La vie de Ip Man, une légende du Kung-Fu, maître du tout aussi légendaire Bruce Lee, "The Grandmaster" est un biopic qui me divise. On est loin du biopic fidèle et réaliste mais entre une fiction et un biopic. De plus, on suit également le parcours de Gong Er qui après recherche, je me demande si elle a vraiment existé et "La Lame" qui sort de ne je sais pas d’où. Trop haché, parfois illogique, "The Grandmaster" est souvent par une photographie magnifique. On ressent un vrai travail de génie dans les scènes et les images des combats. Un niveau presque inégalé en terme de photographie dans des films de Kung-Fu et de combats. On attend que ça, de voir des combats pour en prendre plein les yeux.

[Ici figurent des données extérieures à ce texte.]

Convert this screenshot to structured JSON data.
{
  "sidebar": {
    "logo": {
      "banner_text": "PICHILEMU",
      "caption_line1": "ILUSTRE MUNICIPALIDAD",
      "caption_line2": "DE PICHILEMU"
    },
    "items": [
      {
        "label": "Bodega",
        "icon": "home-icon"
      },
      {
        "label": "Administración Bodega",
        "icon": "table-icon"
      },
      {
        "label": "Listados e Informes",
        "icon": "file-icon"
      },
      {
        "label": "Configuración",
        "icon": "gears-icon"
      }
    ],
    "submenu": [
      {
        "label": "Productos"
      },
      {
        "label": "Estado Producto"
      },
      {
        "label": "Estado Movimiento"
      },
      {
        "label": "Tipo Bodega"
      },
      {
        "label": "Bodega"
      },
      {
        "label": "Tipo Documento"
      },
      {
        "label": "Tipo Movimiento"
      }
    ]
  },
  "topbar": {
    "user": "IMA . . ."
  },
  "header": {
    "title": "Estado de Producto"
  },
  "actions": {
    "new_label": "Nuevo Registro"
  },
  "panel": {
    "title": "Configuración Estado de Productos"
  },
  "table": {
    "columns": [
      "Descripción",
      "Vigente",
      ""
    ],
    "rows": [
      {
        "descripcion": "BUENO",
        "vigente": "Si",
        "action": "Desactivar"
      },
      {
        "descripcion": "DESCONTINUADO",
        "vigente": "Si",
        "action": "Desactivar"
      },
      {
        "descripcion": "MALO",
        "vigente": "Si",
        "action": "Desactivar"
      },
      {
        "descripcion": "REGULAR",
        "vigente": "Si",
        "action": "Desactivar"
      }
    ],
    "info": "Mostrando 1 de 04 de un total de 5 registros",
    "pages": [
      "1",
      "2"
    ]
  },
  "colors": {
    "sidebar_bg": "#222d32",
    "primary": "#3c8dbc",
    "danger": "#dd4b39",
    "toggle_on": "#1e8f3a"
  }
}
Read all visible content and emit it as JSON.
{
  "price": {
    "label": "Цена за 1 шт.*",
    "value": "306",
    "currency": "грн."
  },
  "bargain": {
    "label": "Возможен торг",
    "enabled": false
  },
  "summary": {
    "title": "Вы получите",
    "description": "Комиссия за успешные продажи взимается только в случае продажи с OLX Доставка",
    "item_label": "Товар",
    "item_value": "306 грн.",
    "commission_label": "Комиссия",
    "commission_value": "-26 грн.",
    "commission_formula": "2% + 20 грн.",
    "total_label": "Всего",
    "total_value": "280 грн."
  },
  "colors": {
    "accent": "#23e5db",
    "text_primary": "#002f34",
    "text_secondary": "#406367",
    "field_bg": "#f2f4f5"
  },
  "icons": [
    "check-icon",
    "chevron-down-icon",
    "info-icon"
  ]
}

Un film trop inégale dans sa qualité mais qui est sauvé par des acteurs "authentiques" qui nous montrent leurs prouesses physiques et exceptionnelles. Après, pour de l'histoire, on en sort plus confus qu'autre chose et on comprend pas tout, loin de là. Entre les sauts dans le temps et une culture peu trop connu dans le monde occidentale, "The Grandmaster" reste une énigme plaisante à voir. A conseiller pour les scènes de combats jamais aussi belle !!